My understanding of SPF is that mail servers that receive mail will look at the return-path domain, and check to see if the server that sent that mail was authorized to by checking SPF records in DNS. But how does this work with "cloud email" solutions, like Office 365?
For example, my domain uses Office 365 Exchange Online for email. For SPF, we have the record v=spf1 include:spf.protection.outlook.com -all
. Does this authorize any Office 365 user, even those outside my domain, to submit mail with return-path as a user in my domain, to their Office 365 mail server and have it pass SPF? After all, I've authorized all protection.outlook.com servers as valid senders, right? Or does Office 365 use some other authentication mechanism to prevent this kind of spoofing?
The specific issue I am trying to troubleshoot is that one of my users received an email that we suspect is spam, and that appears to be coming from one of their contacts. When I look at the email headers, I see that SPF passed, and the return-path matches the "from" in the email, as the actual contact's email address. The contact is using Office 365 for email, and SPF for their domain authorized all proptection.outlook.com servers as valid senders. What does this mean? Does this mean that their email account was compromised? Or could the return-path still be spoofed and pass SPF on Office 365?
Answer
SPF is by no means a perfect system, only a additional tool in your anti-spoofing toolbox and other people's anti-spam efforts.

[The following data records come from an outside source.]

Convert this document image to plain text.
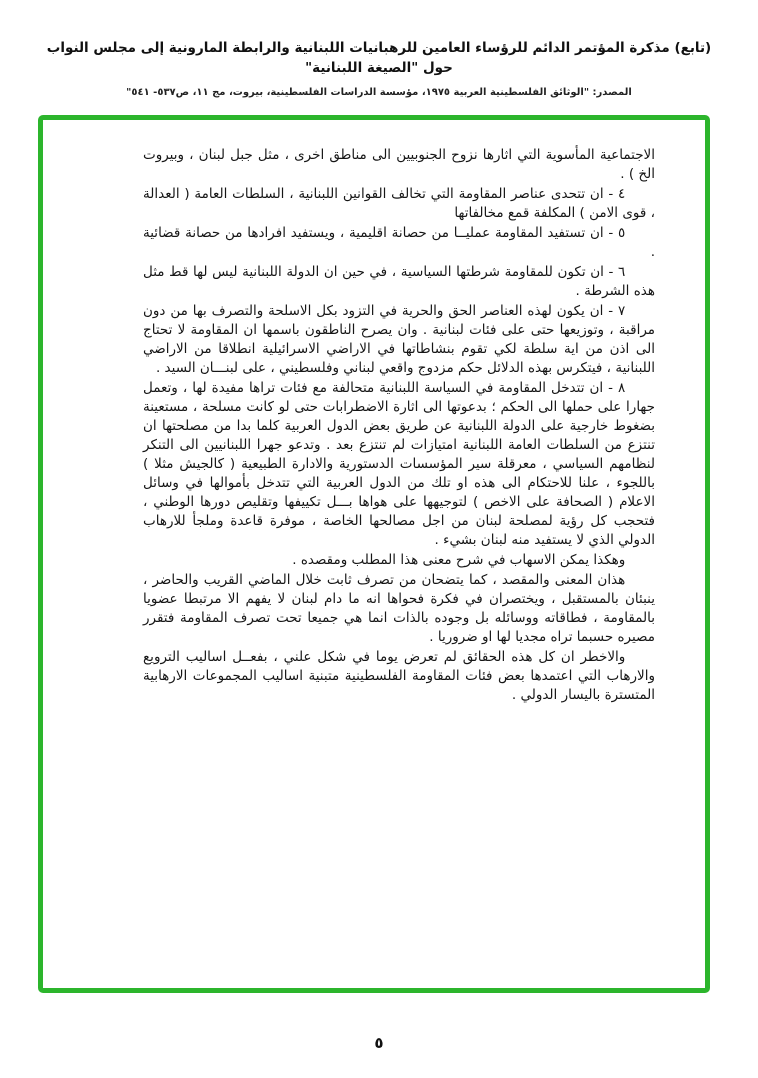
(تابع) مذكرة المؤتمر الدائم للرؤساء العامين للرهبانيات اللبنانية والرابطة المارونية إلى مجلس النواب حول "الصيغة اللبنانية"
المصدر: "الوثائق الفلسطينية العربية ١٩٧٥، مؤسسة الدراسات الفلسطينية، بيروت، مج ١١، ص٥٣٧- ٥٤١"

الاجتماعية المأسوية التي اثارها نزوح الجنوبيين الى مناطق اخرى ، مثل جبل لبنان ، وبيروت الخ ) .

٤ - ان تتحدى عناصر المقاومة التي تخالف القوانين اللبنانية ، السلطات العامة ( العدالة ، قوى الامن ) المكلفة قمع مخالفاتها

٥ - ان تستفيد المقاومة عمليــا من حصانة اقليمية ، ويستفيد افرادها من حصانة قضائية .

٦ - ان تكون للمقاومة شرطتها السياسية ، في حين ان الدولة اللبنانية ليس لها قط مثل هذه الشرطة .

٧ - ان يكون لهذه العناصر الحق والحرية في التزود بكل الاسلحة والتصرف بها من دون مراقبة ، وتوزيعها حتى على فئات لبنانية . وان يصرح الناطقون باسمها ان المقاومة لا تحتاج الى اذن من اية سلطة لكي تقوم بنشاطاتها في الاراضي الاسرائيلية انطلاقا من الاراضي اللبنانية ، فيتكرس بهذه الدلائل حكم مزدوج واقعي لبناني وفلسطيني ، على لبنـــان السيد .

٨ - ان تتدخل المقاومة في السياسة اللبنانية متحالفة مع فئات تراها مفيدة لها ، وتعمل جهارا على حملها الى الحكم ؛ بدعوتها الى اثارة الاضطرابات حتى لو كانت مسلحة ، مستعينة بضغوط خارجية على الدولة اللبنانية عن طريق بعض الدول العربية كلما بدا من مصلحتها ان تنتزع من السلطات العامة اللبنانية امتيازات لم تنتزع بعد . وتدعو جهرا اللبنانيين الى التنكر لنظامهم السياسي ، معرقلة سير المؤسسات الدستورية والادارة الطبيعية ( كالجيش مثلا ) باللجوء ، علنا للاحتكام الى هذه او تلك من الدول العربية التي تتدخل بأموالها في وسائل الاعلام ( الصحافة على الاخص ) لتوجيهها على هواها بـــل تكييفها وتقليص دورها الوطني ، فتحجب كل رؤية لمصلحة لبنان من اجل مصالحها الخاصة ، موفرة قاعدة وملجأ للارهاب الدولي الذي لا يستفيد منه لبنان بشيء .

وهكذا يمكن الاسهاب في شرح معنى هذا المطلب ومقصده .

هذان المعنى والمقصد ، كما يتضحان من تصرف ثابت خلال الماضي القريب والحاضر ، ينبئان بالمستقبل ، ويختصران في فكرة فحواها انه ما دام لبنان لا يفهم الا مرتبطا عضويا بالمقاومة ، فطاقاته ووسائله بل وجوده بالذات انما هي جميعا تحت تصرف المقاومة فتقرر مصيره حسبما تراه مجديا لها او ضروريا .

والاخطر ان كل هذه الحقائق لم تعرض يوما في شكل علني ، بفعــل اساليب الترويع والارهاب التي اعتمدها بعض فئات المقاومة الفلسطينية متبنية اساليب المجموعات الارهابية المتسترة باليسار الدولي .

٥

Your SPF record will (assuming people's inbound servers have SPF checks) blocks spoofing from anything outside of the Microsoft Office 365 email systems. SPF-wise Office 365 users can spoof each other with abandon.
Your SPF record is by no means useless - it will decrease the amount of emails illegitimately sent on your behalf, but will not decrease it to zero.
The only way to truly prevent spoofing, and that is only if everybody had SPF checks, would be to have your own outgoing email server (mail.yourdomain.com) and include that in your SPF record. Unfortunately this is a very theoretical setup for most people, as eventually you'd have to give permissions to different providers to email on your behalf (i.e. MailChimp, Freshdesk, etc) and their users would be allowed (SPF-wise) to spoof your email address.
In short : SPF cannot prevent spoofing from Office 365 users since that is in your SPF record (and rightly so).